En segundo lugar, el desarrollo también puede ser visto como un proceso continuado de asimilación, introyección e integración de contenidos psíquicos inconscientes −exteriorizados2 primero y proyectados después− a través del cual la personalidad humana se constituye y adquiere cierta forma (Neumann, 1949a, 1949b).
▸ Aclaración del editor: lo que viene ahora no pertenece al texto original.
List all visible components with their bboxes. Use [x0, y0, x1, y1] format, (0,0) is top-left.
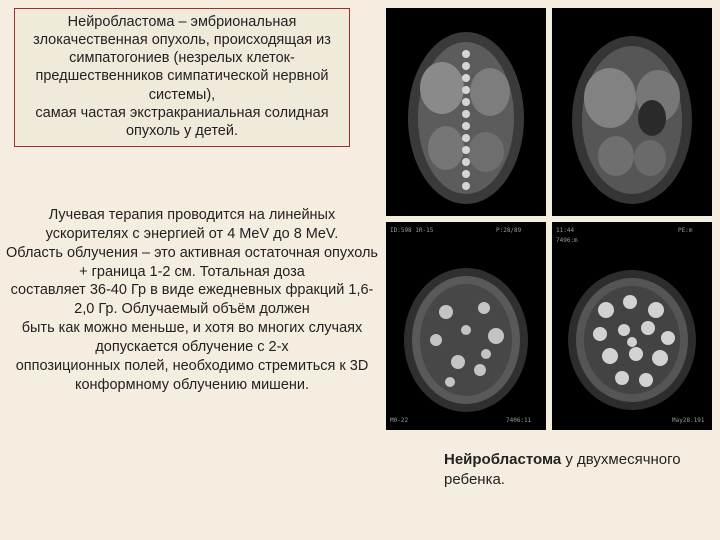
svg-text:P:28/89: P:28/89	[496, 227, 522, 234]
svg-text:PE:m: PE:m	[678, 227, 693, 234]
svg-text:May28.191: May28.191	[672, 417, 705, 424]
definition-box: Нейробластома – эмбриональная злокачеств…	[14, 8, 350, 147]
svg-text:M0-22: M0-22	[390, 417, 408, 424]
scan-top-left	[386, 8, 546, 216]
svg-text:ID:598 1R-15: ID:598 1R-15	[390, 227, 434, 234]
svg-text:7406:11: 7406:11	[506, 417, 532, 424]
therapy-text: Лучевая терапия проводится на линейных у…	[6, 206, 378, 394]
scan-top-right	[552, 8, 712, 216]
scan-bottom-right: 11:44 PE:m 7496:m May28.191	[552, 222, 712, 430]
scan-bottom-left: ID:598 1R-15 P:28/89 M0-22 7406:11	[386, 222, 546, 430]
scan-caption: Нейробластома у двухмесячного ребенка.	[444, 450, 704, 489]
svg-text:11:44: 11:44	[556, 227, 574, 234]
caption-bold: Нейробластома	[444, 451, 561, 468]
svg-text:7496:m: 7496:m	[556, 237, 578, 244]
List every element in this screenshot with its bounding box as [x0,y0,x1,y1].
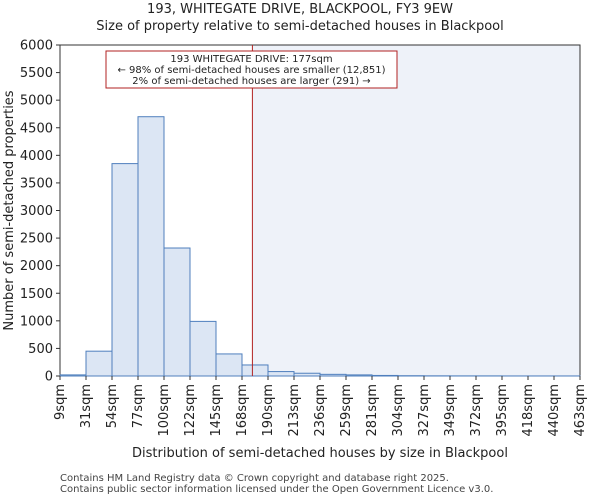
footer-line-1: Contains HM Land Registry data © Crown c… [60,473,449,484]
x-tick-label: 145sqm [209,384,224,437]
x-tick-label: 327sqm [417,384,432,437]
x-tick-label: 349sqm [443,384,458,437]
bar-77sqm [137,116,165,377]
bar-168sqm [241,364,269,377]
bar-9sqm [59,374,87,377]
y-tick-label: 0 [45,370,53,385]
x-tick-label: 9sqm [53,384,68,420]
bar-31sqm [85,350,113,377]
larger-region-shade [252,45,580,376]
y-tick-label: 3500 [20,176,53,191]
x-tick-label: 31sqm [79,384,94,428]
x-tick-label: 281sqm [365,384,380,437]
annotation-box [105,50,398,89]
y-tick-label: 4500 [20,121,53,136]
annotation-line-3: 2% of semi-detached houses are larger (2… [132,76,370,87]
y-tick-label: 2000 [20,259,53,274]
y-tick-label: 2500 [20,232,53,247]
chart-title: 193, WHITEGATE DRIVE, BLACKPOOL, FY3 9EW [147,2,453,17]
x-tick-label: 168sqm [235,384,250,437]
y-tick-label: 1500 [20,287,53,302]
bar-259sqm [345,374,373,377]
x-axis-label: Distribution of semi-detached houses by … [132,446,508,461]
y-tick-label: 4000 [20,149,53,164]
y-tick-label: 3000 [20,204,53,219]
bar-54sqm [111,163,139,377]
x-tick-label: 395sqm [495,384,510,437]
histogram-chart: 0 500 1000 1500 2000 2500 3000 3500 4000 4500 5000… [2,39,588,462]
x-tick-label: 372sqm [469,384,484,437]
bar-145sqm [215,353,243,377]
annotation-line-2: ← 98% of semi-detached houses are smalle… [117,65,385,76]
bar-236sqm [319,373,347,377]
chart-subtitle: Size of property relative to semi-detach… [96,19,504,34]
footer-line-2: Contains public sector information licen… [60,484,494,495]
y-axis-label: Number of semi-detached properties [2,90,17,330]
x-tick-label: 77sqm [131,384,146,428]
x-tick-label: 418sqm [521,384,536,437]
x-tick-label: 213sqm [287,384,302,437]
y-tick-label: 5500 [20,66,53,81]
x-tick-label: 54sqm [105,384,120,428]
x-tick-label: 122sqm [183,384,198,437]
x-tick-label: 100sqm [157,384,172,437]
annotation-line-1: 193 WHITEGATE DRIVE: 177sqm [170,54,332,65]
bar-190sqm [267,371,295,377]
bar-281sqm [371,374,399,377]
y-tick-label: 500 [28,342,53,357]
y-tick-label: 5000 [20,94,53,109]
x-tick-label: 463sqm [573,384,588,437]
bar-213sqm [293,372,321,377]
y-tick-label: 6000 [20,39,53,54]
x-tick-label: 440sqm [547,384,562,437]
y-tick-label: 1000 [20,314,53,329]
x-tick-label: 259sqm [339,384,354,437]
bar-100sqm [163,247,191,377]
x-tick-label: 304sqm [391,384,406,437]
x-tick-label: 236sqm [313,384,328,437]
x-tick-label: 190sqm [261,384,276,437]
bar-122sqm [189,320,217,377]
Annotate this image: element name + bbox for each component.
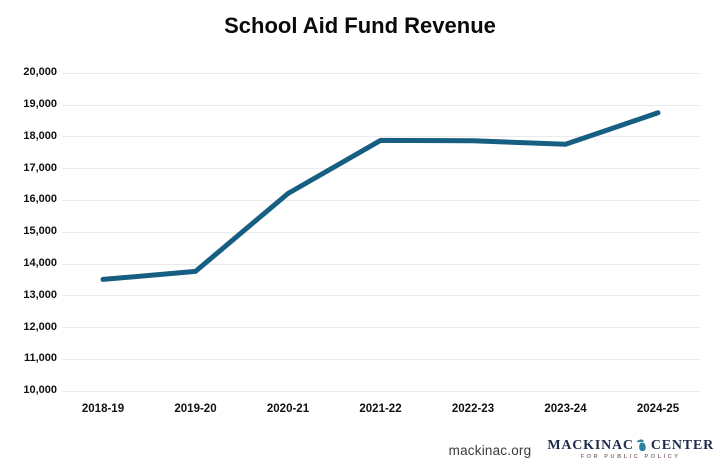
gridline <box>62 136 700 138</box>
logo-tagline: FOR PUBLIC POLICY <box>580 454 681 460</box>
gridline <box>62 231 700 233</box>
revenue-line-path <box>100 110 661 282</box>
x-tick-label: 2022-23 <box>451 403 495 415</box>
gridline <box>62 199 700 201</box>
y-tick-label: 20,000 <box>23 66 57 79</box>
gridline <box>62 327 700 329</box>
y-tick-label: 18,000 <box>23 129 57 142</box>
michigan-state-icon <box>636 439 646 452</box>
gridline <box>62 295 700 297</box>
y-tick-label: 19,000 <box>23 98 57 110</box>
x-tick-label: 2019-20 <box>174 403 217 415</box>
logo-name-left: MACKINAC <box>547 438 634 453</box>
y-tick-label: 16,000 <box>23 193 57 206</box>
gridline <box>62 72 700 74</box>
mackinac-center-logo[interactable]: MACKINAC CENTER FOR PUBLIC POLICY <box>547 438 714 460</box>
gridline <box>62 358 700 360</box>
logo-wordmark: MACKINAC CENTER <box>547 438 714 453</box>
gridline <box>62 263 700 265</box>
y-tick-label: 15,000 <box>23 225 57 238</box>
footer: mackinac.org MACKINAC CENTER FOR PUBLIC … <box>449 438 714 460</box>
y-tick-label: 11,000 <box>23 352 57 365</box>
x-tick-label: 2024-25 <box>636 403 680 415</box>
chart-title: School Aid Fund Revenue <box>224 13 496 38</box>
gridline <box>62 168 700 170</box>
y-tick-label: 13,000 <box>23 288 57 301</box>
x-tick-label: 2023-24 <box>544 403 587 415</box>
website-link[interactable]: mackinac.org <box>448 442 532 458</box>
gridline <box>62 390 700 392</box>
y-tick-label: 17,000 <box>23 161 57 174</box>
logo-name-right: CENTER <box>650 438 714 453</box>
y-tick-label: 12,000 <box>23 320 57 333</box>
x-tick-label: 2021-22 <box>359 403 402 415</box>
y-tick-label: 10,000 <box>23 384 57 397</box>
y-tick-label: 14,000 <box>23 257 57 269</box>
x-tick-label: 2020-21 <box>266 403 310 415</box>
gridline <box>62 104 700 106</box>
x-tick-label: 2018-19 <box>81 403 125 415</box>
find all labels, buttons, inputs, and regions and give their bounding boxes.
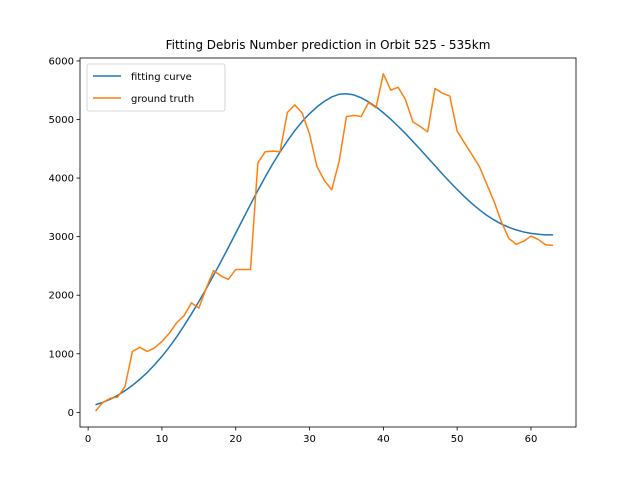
y-tick-label: 4000 xyxy=(49,174,74,185)
series-line-1 xyxy=(95,92,554,406)
x-tick-label: 10 xyxy=(156,434,169,445)
legend-label: ground truth xyxy=(131,94,194,105)
legend-box xyxy=(86,63,226,112)
y-tick-label: 1000 xyxy=(49,349,74,360)
x-tick-label: 30 xyxy=(303,434,316,445)
legend: fitting curve ground truth xyxy=(86,63,226,112)
plot-area xyxy=(94,73,554,412)
x-tick-label: 0 xyxy=(85,434,91,445)
y-tick-label: 5000 xyxy=(49,115,74,126)
y-tick-label: 0 xyxy=(68,408,74,419)
chart-title: Fitting Debris Number prediction in Orbi… xyxy=(166,38,491,52)
x-tick-label: 40 xyxy=(377,434,390,445)
y-axis: 0 1000 2000 3000 4000 5000 6000 xyxy=(49,56,80,419)
y-tick-label: 3000 xyxy=(49,232,74,243)
y-tick-label: 6000 xyxy=(49,56,74,67)
x-tick-label: 20 xyxy=(229,434,242,445)
axes-frame xyxy=(79,57,577,428)
legend-label: fitting curve xyxy=(131,72,192,83)
x-tick-label: 60 xyxy=(525,434,538,445)
x-axis: 0 10 20 30 40 50 60 xyxy=(85,427,537,445)
y-tick-label: 2000 xyxy=(49,291,74,302)
series-line-2 xyxy=(94,73,554,412)
x-tick-label: 50 xyxy=(451,434,464,445)
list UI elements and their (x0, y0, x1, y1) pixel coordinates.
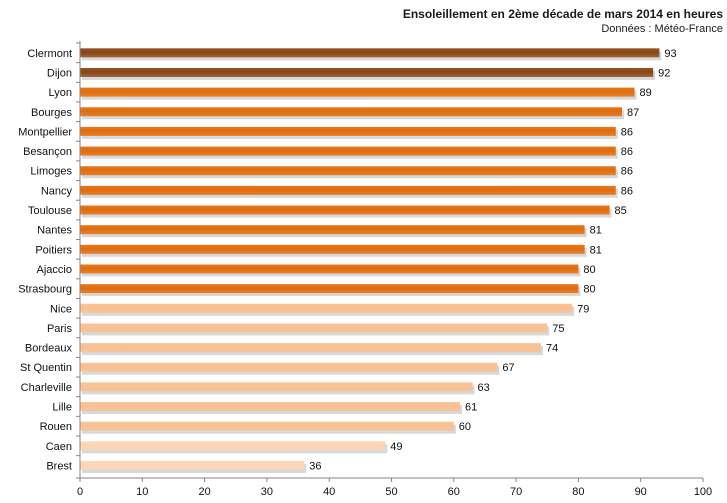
chart-subtitle: Données : Météo-France (601, 23, 723, 35)
value-label-0: 93 (664, 48, 676, 60)
category-label-10: Poitiers (35, 244, 72, 256)
bar-0 (80, 48, 660, 58)
x-tick-label-9: 90 (635, 486, 647, 498)
bar-15 (80, 343, 542, 353)
bar-17 (80, 382, 473, 392)
bar-2 (80, 87, 635, 97)
value-label-15: 74 (546, 343, 558, 355)
value-label-16: 67 (502, 362, 514, 374)
category-label-20: Caen (46, 441, 72, 453)
bar-7 (80, 185, 616, 195)
category-label-4: Montpellier (18, 126, 72, 138)
category-label-2: Lyon (49, 87, 72, 99)
value-label-18: 61 (465, 402, 477, 414)
x-tick-label-5: 50 (385, 486, 397, 498)
category-label-11: Ajaccio (37, 264, 72, 276)
x-tick-label-4: 40 (323, 486, 335, 498)
category-label-13: Nice (50, 303, 72, 315)
category-label-7: Nancy (41, 185, 73, 197)
category-label-6: Limoges (30, 166, 72, 178)
bar-19 (80, 421, 454, 431)
value-label-12: 80 (583, 284, 595, 296)
value-label-2: 89 (639, 87, 651, 99)
value-label-17: 63 (477, 382, 489, 394)
value-label-6: 86 (621, 166, 633, 178)
bar-10 (80, 244, 585, 254)
value-label-8: 85 (615, 205, 627, 217)
bar-21 (80, 460, 305, 470)
value-label-5: 86 (621, 146, 633, 158)
category-label-15: Bordeaux (25, 343, 73, 355)
category-label-19: Rouen (40, 421, 72, 433)
x-tick-label-10: 100 (694, 486, 712, 498)
value-label-20: 49 (390, 441, 402, 453)
category-label-0: Clermont (27, 48, 72, 60)
category-label-16: St Quentin (20, 362, 72, 374)
value-label-11: 80 (583, 264, 595, 276)
value-label-7: 86 (621, 185, 633, 197)
value-label-1: 92 (658, 67, 670, 79)
category-label-3: Bourges (31, 107, 72, 119)
bar-8 (80, 205, 610, 215)
category-label-14: Paris (47, 323, 73, 335)
category-label-17: Charleville (21, 382, 72, 394)
bar-9 (80, 225, 585, 235)
x-tick-label-7: 70 (510, 486, 522, 498)
category-label-18: Lille (52, 402, 72, 414)
x-tick-label-1: 10 (136, 486, 148, 498)
x-tick-label-6: 60 (448, 486, 460, 498)
value-label-14: 75 (552, 323, 564, 335)
x-tick-label-8: 80 (572, 486, 584, 498)
bar-18 (80, 402, 461, 412)
value-label-21: 36 (309, 460, 321, 472)
category-label-21: Brest (46, 460, 72, 472)
category-label-1: Dijon (47, 67, 72, 79)
bar-11 (80, 264, 579, 274)
bar-12 (80, 284, 579, 294)
x-tick-label-3: 30 (261, 486, 273, 498)
bar-5 (80, 146, 616, 156)
bar-13 (80, 303, 573, 313)
category-label-12: Strasbourg (18, 284, 72, 296)
value-label-19: 60 (459, 421, 471, 433)
x-tick-label-2: 20 (198, 486, 210, 498)
bar-20 (80, 441, 386, 451)
bar-4 (80, 126, 616, 136)
bar-3 (80, 107, 623, 117)
value-label-9: 81 (590, 225, 602, 237)
value-label-3: 87 (627, 107, 639, 119)
bar-16 (80, 362, 498, 372)
bar-6 (80, 166, 616, 176)
category-label-9: Nantes (37, 225, 72, 237)
category-label-8: Toulouse (28, 205, 72, 217)
x-tick-label-0: 0 (77, 486, 83, 498)
bar-14 (80, 323, 548, 333)
value-label-4: 86 (621, 126, 633, 138)
category-label-5: Besançon (23, 146, 72, 158)
value-label-13: 79 (577, 303, 589, 315)
chart-title: Ensoleillement en 2ème décade de mars 20… (402, 7, 723, 21)
bar-1 (80, 67, 654, 77)
value-label-10: 81 (590, 244, 602, 256)
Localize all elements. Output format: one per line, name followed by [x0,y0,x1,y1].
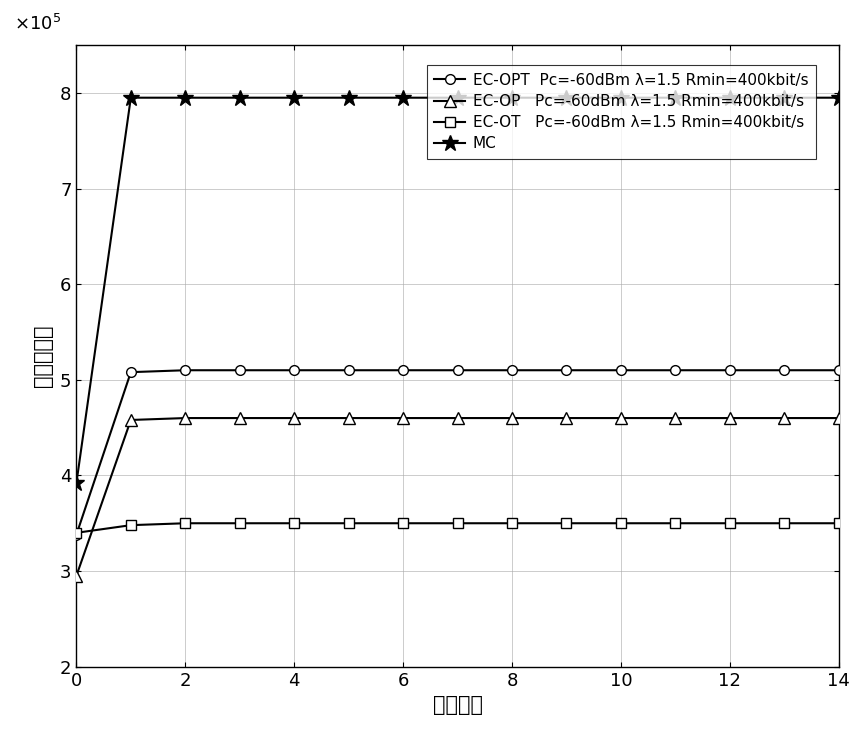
EC-OT   Pc=-60dBm λ=1.5 Rmin=400kbit/s [234,519,245,528]
EC-OT   Pc=-60dBm λ=1.5 Rmin=400kbit/s [125,521,136,529]
EC-OT   Pc=-60dBm λ=1.5 Rmin=400kbit/s [344,519,354,528]
EC-OP   Pc=-60dBm λ=1.5 Rmin=400kbit/s [725,413,735,422]
MC [344,93,354,102]
Line: EC-OT   Pc=-60dBm λ=1.5 Rmin=400kbit/s: EC-OT Pc=-60dBm λ=1.5 Rmin=400kbit/s [72,518,843,538]
EC-OPT  Pc=-60dBm λ=1.5 Rmin=400kbit/s [234,366,245,375]
MC [670,93,681,102]
EC-OP   Pc=-60dBm λ=1.5 Rmin=400kbit/s [562,413,572,422]
MC [834,93,844,102]
EC-OPT  Pc=-60dBm λ=1.5 Rmin=400kbit/s [562,366,572,375]
EC-OP   Pc=-60dBm λ=1.5 Rmin=400kbit/s [398,413,409,422]
Legend: EC-OPT  Pc=-60dBm λ=1.5 Rmin=400kbit/s, EC-OP   Pc=-60dBm λ=1.5 Rmin=400kbit/s, : EC-OPT Pc=-60dBm λ=1.5 Rmin=400kbit/s, E… [427,65,816,159]
EC-OPT  Pc=-60dBm λ=1.5 Rmin=400kbit/s [180,366,190,375]
EC-OPT  Pc=-60dBm λ=1.5 Rmin=400kbit/s [398,366,409,375]
EC-OP   Pc=-60dBm λ=1.5 Rmin=400kbit/s [289,413,299,422]
EC-OT   Pc=-60dBm λ=1.5 Rmin=400kbit/s [507,519,518,528]
EC-OT   Pc=-60dBm λ=1.5 Rmin=400kbit/s [779,519,790,528]
EC-OP   Pc=-60dBm λ=1.5 Rmin=400kbit/s [507,413,518,422]
MC [507,93,518,102]
Text: $\times 10^5$: $\times 10^5$ [14,14,61,34]
EC-OPT  Pc=-60dBm λ=1.5 Rmin=400kbit/s [453,366,463,375]
EC-OT   Pc=-60dBm λ=1.5 Rmin=400kbit/s [71,529,81,537]
EC-OPT  Pc=-60dBm λ=1.5 Rmin=400kbit/s [71,531,81,539]
EC-OT   Pc=-60dBm λ=1.5 Rmin=400kbit/s [562,519,572,528]
EC-OPT  Pc=-60dBm λ=1.5 Rmin=400kbit/s [725,366,735,375]
EC-OPT  Pc=-60dBm λ=1.5 Rmin=400kbit/s [125,367,136,376]
MC [398,93,409,102]
EC-OT   Pc=-60dBm λ=1.5 Rmin=400kbit/s [398,519,409,528]
MC [779,93,790,102]
EC-OPT  Pc=-60dBm λ=1.5 Rmin=400kbit/s [834,366,844,375]
EC-OT   Pc=-60dBm λ=1.5 Rmin=400kbit/s [180,519,190,528]
MC [453,93,463,102]
EC-OPT  Pc=-60dBm λ=1.5 Rmin=400kbit/s [616,366,626,375]
EC-OPT  Pc=-60dBm λ=1.5 Rmin=400kbit/s [670,366,681,375]
EC-OT   Pc=-60dBm λ=1.5 Rmin=400kbit/s [834,519,844,528]
EC-OPT  Pc=-60dBm λ=1.5 Rmin=400kbit/s [344,366,354,375]
MC [725,93,735,102]
EC-OT   Pc=-60dBm λ=1.5 Rmin=400kbit/s [725,519,735,528]
Line: MC: MC [68,90,847,491]
MC [562,93,572,102]
MC [125,93,136,102]
EC-OP   Pc=-60dBm λ=1.5 Rmin=400kbit/s [125,416,136,424]
EC-OP   Pc=-60dBm λ=1.5 Rmin=400kbit/s [234,413,245,422]
X-axis label: 迭代次数: 迭代次数 [433,695,482,715]
EC-OT   Pc=-60dBm λ=1.5 Rmin=400kbit/s [670,519,681,528]
Line: EC-OP   Pc=-60dBm λ=1.5 Rmin=400kbit/s: EC-OP Pc=-60dBm λ=1.5 Rmin=400kbit/s [71,413,844,582]
MC [234,93,245,102]
MC [289,93,299,102]
Line: EC-OPT  Pc=-60dBm λ=1.5 Rmin=400kbit/s: EC-OPT Pc=-60dBm λ=1.5 Rmin=400kbit/s [72,365,843,539]
EC-OP   Pc=-60dBm λ=1.5 Rmin=400kbit/s [180,413,190,422]
EC-OP   Pc=-60dBm λ=1.5 Rmin=400kbit/s [616,413,626,422]
EC-OPT  Pc=-60dBm λ=1.5 Rmin=400kbit/s [289,366,299,375]
EC-OPT  Pc=-60dBm λ=1.5 Rmin=400kbit/s [507,366,518,375]
EC-OP   Pc=-60dBm λ=1.5 Rmin=400kbit/s [670,413,681,422]
EC-OP   Pc=-60dBm λ=1.5 Rmin=400kbit/s [344,413,354,422]
EC-OP   Pc=-60dBm λ=1.5 Rmin=400kbit/s [834,413,844,422]
EC-OT   Pc=-60dBm λ=1.5 Rmin=400kbit/s [453,519,463,528]
EC-OPT  Pc=-60dBm λ=1.5 Rmin=400kbit/s [779,366,790,375]
EC-OP   Pc=-60dBm λ=1.5 Rmin=400kbit/s [779,413,790,422]
MC [180,93,190,102]
EC-OP   Pc=-60dBm λ=1.5 Rmin=400kbit/s [453,413,463,422]
EC-OP   Pc=-60dBm λ=1.5 Rmin=400kbit/s [71,572,81,580]
EC-OT   Pc=-60dBm λ=1.5 Rmin=400kbit/s [289,519,299,528]
EC-OT   Pc=-60dBm λ=1.5 Rmin=400kbit/s [616,519,626,528]
MC [616,93,626,102]
Y-axis label: 目标函数值: 目标函数值 [33,324,53,387]
MC [71,479,81,488]
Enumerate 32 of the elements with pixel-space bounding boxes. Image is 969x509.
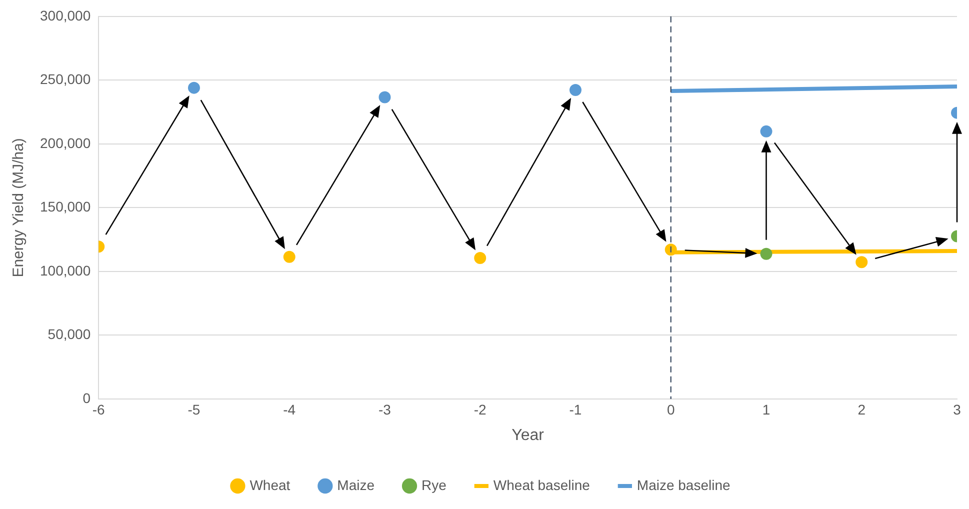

Es en base a esta perspectiva que Neumann (1949b) articula el concepto básico de la personalización secundaria [sekundäre Personalisierung], un mecanismo responsable del fortalecimiento del sistema personal del ego y la consciencia y, a la vez, de la reducción simultánea del poder del inconsciente:
Este principio afirma que, dentro de la humanidad, se impone una tendencia a entender, de manera secundaria, contenidos que son primariamente contenidos transpersonales como personales y de reducirlos a lo personal. [...] La personalización secundaria está relacionada con los procesos de introyección, en los cuales de lo exteriorizado se hace algo interior. [La] consciencia de la personalidad, centrada en el ego, recibe un ´peso´ cada vez más grande en la medida en la que ha llevado más contenidos para adentro. (pp. 268-269)
Así, por medio de la personalización secundaria, la consciencia se apropia de contenidos de carácter colectivo que, hasta entonces, pertenecían al inconsciente. Siguiendo estas ideas, la personalización secundaria debe
2 Neumann (1949b) considera que, antes de poder ser proyectados, los contenidos
mentales se encuentran exteriorizados: “Cuando hablamos de la proyección o la introyección de un contenido psíquico, es decir, de que éste es experimentado como un afuera pero llevado hacia adentro, estamos presuponiendo una ya existente, delimitada estructura de la personalidad, para la cual hay un ´afuera´ y un ´adentro´. Pero, en realidad, lo psíquico está originalmente exteriorizado en su mayor parte. [...] En cuanto a la cualidad de exteriorización de un contenido psíquico se trata, en contraposición al concepto de la proyección, del estar-afuera de algo que originalmente no se encuentra dentro de la personalidad. Esta cualidad de exteriorización de un contenido es algo originario y nos dice que el contenido es reconocido como perteneciente a la psique en un estado tardío de la consciencia” (p. 219).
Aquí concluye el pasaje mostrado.